Ohhhh I like these new prospects! You have quite a variety to choose from. The first QH looks very stocky and solid while the second QH is more refined and slim. So, depending on what you're going for, either one would probably be nice. And all the WB's progeny look to be very balanced and athletic (and pretty Bays too!) 

Of course, the stud's temperament is going to probably be a big factor in your decision. Just by looking at the photos, they all (including the Arab above) seem very friendly and alert...except for maybe the WB...he looks kind of "blah" or un-unique in the personality department. Who knows, I can't tell that from a photo!! =)


----------



## morgan735 (Nov 16, 2007)

Jazzy rider, all you've done is critique everyones critiques. You'd only be happy if we said your "A brilliant horse breeder...that stallion is amazing." Personally I think all of these cross bred horses are the reason there are so many unwanted horses and the huge problem with horse slaughter.

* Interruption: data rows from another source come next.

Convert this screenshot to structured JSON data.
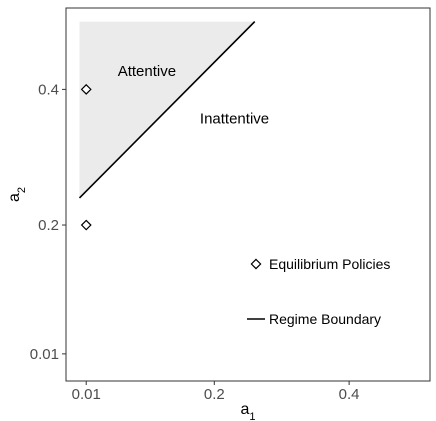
{
  "chart_data": {
    "type": "line",
    "xlabel": "a",
    "xlabel_sub": "1",
    "ylabel": "a",
    "ylabel_sub": "2",
    "x_ticks": [
      {
        "value": 0.01,
        "label": "0.01"
      },
      {
        "value": 0.2,
        "label": "0.2"
      },
      {
        "value": 0.4,
        "label": "0.4"
      }
    ],
    "y_ticks": [
      {
        "value": 0.01,
        "label": "0.01"
      },
      {
        "value": 0.2,
        "label": "0.2"
      },
      {
        "value": 0.4,
        "label": "0.4"
      }
    ],
    "xlim": [
      -0.02,
      0.52
    ],
    "ylim": [
      -0.03,
      0.52
    ],
    "regime_boundary": {
      "name": "Regime Boundary",
      "points": [
        [
          0.0,
          0.24
        ],
        [
          0.26,
          0.5
        ]
      ]
    },
    "attentive_region": {
      "label": "Attentive",
      "fill": "#ebebeb",
      "polygon": [
        [
          0.0,
          0.24
        ],
        [
          0.0,
          0.5
        ],
        [
          0.26,
          0.5
        ]
      ]
    },
    "inattentive_label": "Inattentive",
    "equilibrium_policies": {
      "name": "Equilibrium Policies",
      "points": [
        [
          0.01,
          0.4
        ],
        [
          0.01,
          0.2
        ]
      ]
    },
    "legend": {
      "placement": "bottom-right",
      "entries": [
        {
          "key": "equilibrium",
          "label": "Equilibrium Policies",
          "symbol": "diamond"
        },
        {
          "key": "boundary",
          "label": "Regime Boundary",
          "symbol": "line"
        }
      ]
    },
    "grid": false,
    "colors": {
      "line": "#000000",
      "region": "#ebebeb",
      "panel_border": "#333333",
      "tick_text": "#4d4d4d"
    }
  }
}
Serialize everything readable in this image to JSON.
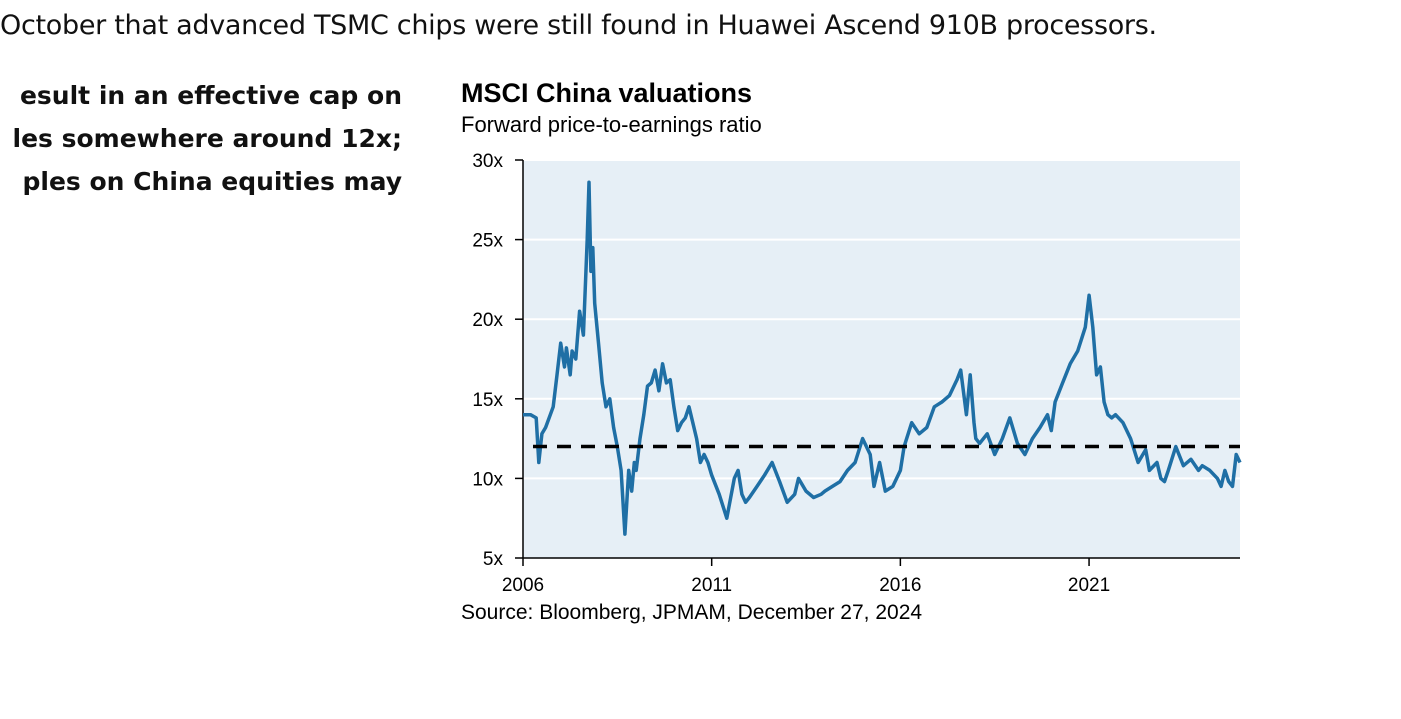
{
  "article": {
    "top_line": "October that advanced TSMC chips were still found in Huawei Ascend 910B processors.",
    "left_lines": [
      "esult in an effective cap on",
      "les somewhere around 12x;",
      "ples on China equities may"
    ]
  },
  "chart_data": {
    "type": "line",
    "title": "MSCI China valuations",
    "subtitle": "Forward price-to-earnings ratio",
    "source": "Source: Bloomberg, JPMAM, December 27, 2024",
    "x_axis": {
      "range": [
        2006.0,
        2025.0
      ],
      "ticks": [
        2006,
        2011,
        2016,
        2021
      ],
      "tick_labels": [
        "2006",
        "2011",
        "2016",
        "2021"
      ]
    },
    "y_axis": {
      "range": [
        5,
        30
      ],
      "ticks": [
        5,
        10,
        15,
        20,
        25,
        30
      ],
      "tick_labels": [
        "5x",
        "10x",
        "15x",
        "20x",
        "25x",
        "30x"
      ]
    },
    "grid": "horizontal",
    "background_color": "#e6eff6",
    "series": [
      {
        "color": "#1f6fa5",
        "x": [
          2006.0,
          2006.2,
          2006.35,
          2006.42,
          2006.5,
          2006.6,
          2006.8,
          2006.9,
          2007.0,
          2007.1,
          2007.15,
          2007.25,
          2007.3,
          2007.4,
          2007.5,
          2007.6,
          2007.7,
          2007.75,
          2007.8,
          2007.85,
          2007.9,
          2008.0,
          2008.1,
          2008.2,
          2008.3,
          2008.4,
          2008.5,
          2008.6,
          2008.7,
          2008.8,
          2008.88,
          2008.95,
          2009.0,
          2009.1,
          2009.2,
          2009.3,
          2009.4,
          2009.5,
          2009.6,
          2009.7,
          2009.8,
          2009.9,
          2010.0,
          2010.1,
          2010.2,
          2010.3,
          2010.4,
          2010.5,
          2010.6,
          2010.7,
          2010.8,
          2010.9,
          2011.0,
          2011.2,
          2011.4,
          2011.6,
          2011.7,
          2011.8,
          2011.9,
          2012.0,
          2012.2,
          2012.4,
          2012.6,
          2012.8,
          2013.0,
          2013.2,
          2013.3,
          2013.5,
          2013.7,
          2013.9,
          2014.0,
          2014.2,
          2014.4,
          2014.6,
          2014.8,
          2015.0,
          2015.2,
          2015.3,
          2015.45,
          2015.6,
          2015.8,
          2016.0,
          2016.1,
          2016.3,
          2016.5,
          2016.7,
          2016.9,
          2017.1,
          2017.3,
          2017.5,
          2017.6,
          2017.75,
          2017.85,
          2017.95,
          2018.0,
          2018.1,
          2018.3,
          2018.5,
          2018.7,
          2018.9,
          2019.1,
          2019.3,
          2019.5,
          2019.7,
          2019.9,
          2020.0,
          2020.1,
          2020.3,
          2020.5,
          2020.7,
          2020.9,
          2021.0,
          2021.1,
          2021.2,
          2021.3,
          2021.4,
          2021.5,
          2021.6,
          2021.7,
          2021.9,
          2022.1,
          2022.3,
          2022.5,
          2022.6,
          2022.8,
          2022.9,
          2023.0,
          2023.1,
          2023.3,
          2023.5,
          2023.7,
          2023.9,
          2024.0,
          2024.2,
          2024.4,
          2024.5,
          2024.6,
          2024.7,
          2024.8,
          2024.9,
          2025.0
        ],
        "y": [
          14.0,
          14.0,
          13.8,
          11.0,
          12.8,
          13.2,
          14.5,
          16.5,
          18.5,
          17.0,
          18.2,
          16.5,
          18.0,
          17.5,
          20.5,
          19.0,
          25.0,
          28.6,
          23.0,
          24.5,
          21.0,
          18.5,
          16.0,
          14.5,
          15.0,
          13.2,
          12.0,
          10.5,
          6.5,
          10.5,
          9.2,
          11.0,
          10.5,
          12.5,
          14.0,
          15.8,
          16.0,
          16.8,
          15.5,
          17.2,
          16.0,
          16.2,
          14.5,
          13.0,
          13.5,
          13.8,
          14.5,
          13.5,
          12.5,
          11.0,
          11.5,
          11.0,
          10.2,
          9.0,
          7.5,
          10.0,
          10.5,
          9.0,
          8.5,
          8.8,
          9.5,
          10.2,
          11.0,
          9.8,
          8.5,
          9.0,
          10.0,
          9.2,
          8.8,
          9.0,
          9.2,
          9.5,
          9.8,
          10.5,
          11.0,
          12.5,
          11.5,
          9.5,
          11.0,
          9.2,
          9.5,
          10.5,
          12.0,
          13.5,
          12.8,
          13.2,
          14.5,
          14.8,
          15.2,
          16.2,
          16.8,
          14.0,
          16.5,
          13.5,
          12.5,
          12.2,
          12.8,
          11.5,
          12.5,
          13.8,
          12.2,
          11.5,
          12.5,
          13.2,
          14.0,
          13.0,
          14.8,
          16.0,
          17.2,
          18.0,
          19.5,
          21.5,
          19.5,
          16.5,
          17.0,
          14.8,
          14.0,
          13.8,
          14.0,
          13.5,
          12.5,
          11.0,
          11.8,
          10.5,
          11.0,
          10.0,
          9.8,
          10.5,
          12.0,
          10.8,
          11.2,
          10.5,
          10.8,
          10.5,
          10.0,
          9.5,
          10.5,
          9.8,
          9.5,
          11.5,
          11.0
        ]
      },
      {
        "type": "hline",
        "y": 12,
        "color": "#000000",
        "dash": "dashed"
      }
    ]
  }
}
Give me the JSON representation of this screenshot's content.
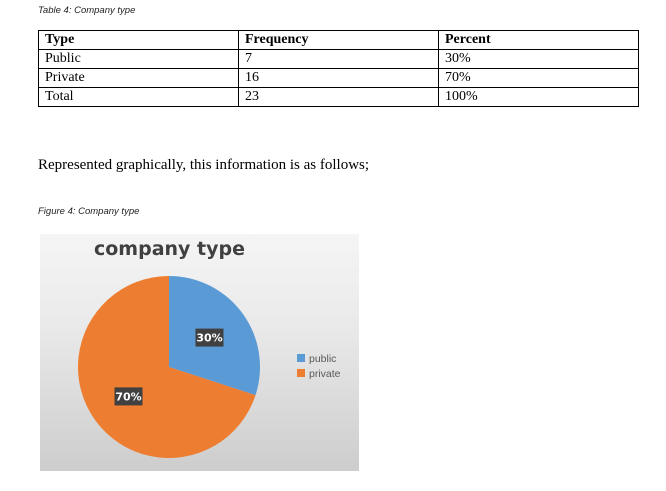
{
  "table": {
    "caption": "Table 4: Company type",
    "headers": [
      "Type",
      "Frequency",
      "Percent"
    ],
    "rows": [
      [
        "Public",
        "7",
        "30%"
      ],
      [
        "Private",
        "16",
        "70%"
      ],
      [
        "Total",
        "23",
        "100%"
      ]
    ]
  },
  "body_text": "Represented graphically, this information is as follows;",
  "figure": {
    "caption": "Figure 4: Company type"
  },
  "chart_data": {
    "type": "pie",
    "title": "company type",
    "legend_position": "right",
    "series": [
      {
        "name": "public",
        "value": 30,
        "label": "30%",
        "color": "#5b9bd5"
      },
      {
        "name": "private",
        "value": 70,
        "label": "70%",
        "color": "#ed7d31"
      }
    ]
  }
}
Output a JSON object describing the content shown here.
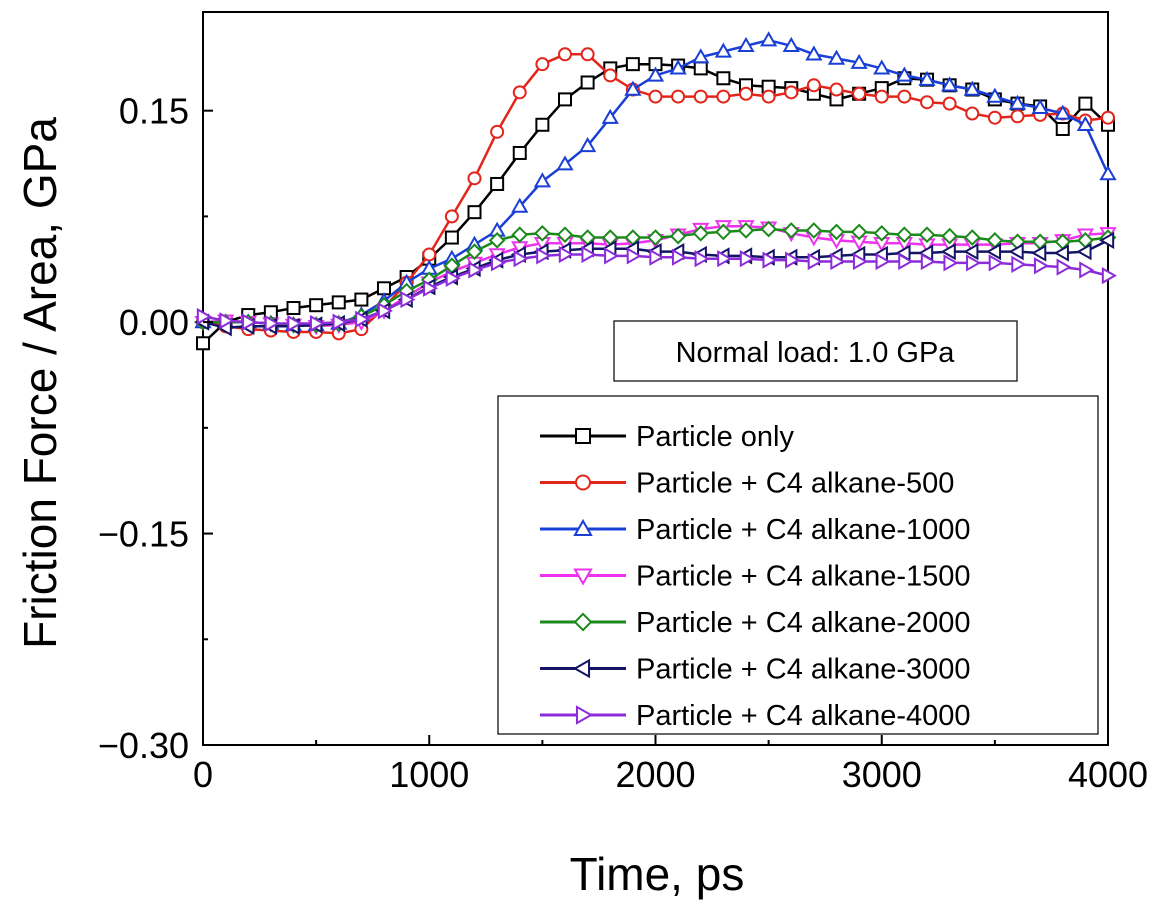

I'm sure you will disagree with that and say "If I wanted to talked about horse slaughter I would have started a thread about that."


----------



## jazzyrider (Sep 16, 2007)

morgan735 said:


> Jazzy rider, all you've done is critique everyones critiques. You'd only be happy if we said your "A brilliant horse breeder...that stallion is amazing." Personally I think all of these cross bred horses are the reason there are so many unwanted horses and the huge problem with horse slaughter. I'm sure you will disagree with that and say "If I wanted to talked about horse slaughter I would have started a thread about that."


i really dont feel the need to respond as i feel this is getting a little out of hand but at the same time, i shouldnt be expected to sit here and put up with such stuff that is all off topic anyways.

i havent critiqued, ive responded. if i thought the stallion was perfect and i wasnt going to listen, i wouldnt have taken the advice and bumped him way down my list. 

your opinion is your opinion and cross bred horses are starting to become more popular as the benefits are realised. as ive said, this foal will be my forever horse so if i choose to cross then so be it. in my country, slaughtering horses isnt anything like it is in other places. nothing like the scale on which you see it happening in places like the u.s. even if this foal was sold at some point, which it wont be, but if it was, it would only go to the best of homes and not a slaughter yard.

and no, i wouldnt be happy if you said "your a brilliant horse breeder" cause that is not what its all about. cant a person simply state something without it being contrived as me saying "look at me look at me, im so good". which by the way, i dont think nor ever will. i am not a full time breeder like others out there i was simply saying that there are SOME things i dont need to be told. the reason i said the thing about starting another thread is that all i asked was peoples opinions on him. everybody else found it in them to give their opinion and not start off on a tangent about this, that and the other.


----------